Modelling discourse relations for Arabic

  • Authors:
  • Amal Alsaif;Katja Markert

  • Affiliations:
  • University of Leeds, Leeds, UK;University of Leeds, Leeds, UK

  • Venue:
  • EMNLP '11 Proceedings of the Conference on Empirical Methods in Natural Language Processing
  • Year:
  • 2011

Quantified Score

Hi-index 0.00

Visualization

Abstract

We present the first algorithms to automatically identify explicit discourse connectives and the relations they signal for Arabic text. First we show that, for Arabic news, most adjacent sentences are connected via explicit connectives in contrast to English, making the treatment of explicit discourse connectives for Arabic highly important.
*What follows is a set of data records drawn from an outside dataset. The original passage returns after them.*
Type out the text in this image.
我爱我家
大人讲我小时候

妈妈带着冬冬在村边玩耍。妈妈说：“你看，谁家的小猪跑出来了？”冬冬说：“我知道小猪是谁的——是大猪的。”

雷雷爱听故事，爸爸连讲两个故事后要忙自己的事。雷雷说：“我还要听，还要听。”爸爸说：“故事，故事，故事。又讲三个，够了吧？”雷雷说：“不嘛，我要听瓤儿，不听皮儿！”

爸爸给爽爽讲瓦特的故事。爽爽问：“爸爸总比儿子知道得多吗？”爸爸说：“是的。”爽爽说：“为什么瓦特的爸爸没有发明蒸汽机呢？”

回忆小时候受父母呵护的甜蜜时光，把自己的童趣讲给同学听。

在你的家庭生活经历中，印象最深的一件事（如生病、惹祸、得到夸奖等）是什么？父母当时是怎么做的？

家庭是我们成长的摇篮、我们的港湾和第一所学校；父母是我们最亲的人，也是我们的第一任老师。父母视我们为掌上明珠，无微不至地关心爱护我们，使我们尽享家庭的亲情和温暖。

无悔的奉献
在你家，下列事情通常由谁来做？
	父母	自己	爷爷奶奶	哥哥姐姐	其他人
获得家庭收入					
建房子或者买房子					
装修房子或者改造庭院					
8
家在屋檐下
We also show that explicit Arabic discourse connectives are far more ambiguous than English ones, making their treatment challenging. In the second part of the paper, we present supervised algorithms to address automatic discourse connective identification and discourse relation recognition. Our connective identifier based on gold standard syntactic features achieves almost human performance. In addition, an identifier based solely on simple lexical and automatically derived morphological and POS features performs with high reliability, essential for languages that do not have high-quality parsers yet. Our algorithm for recognizing discourse relations performs significantly better than a baseline based on the connective surface string alone and therefore reduces the ambiguity in explicit connective interpretation.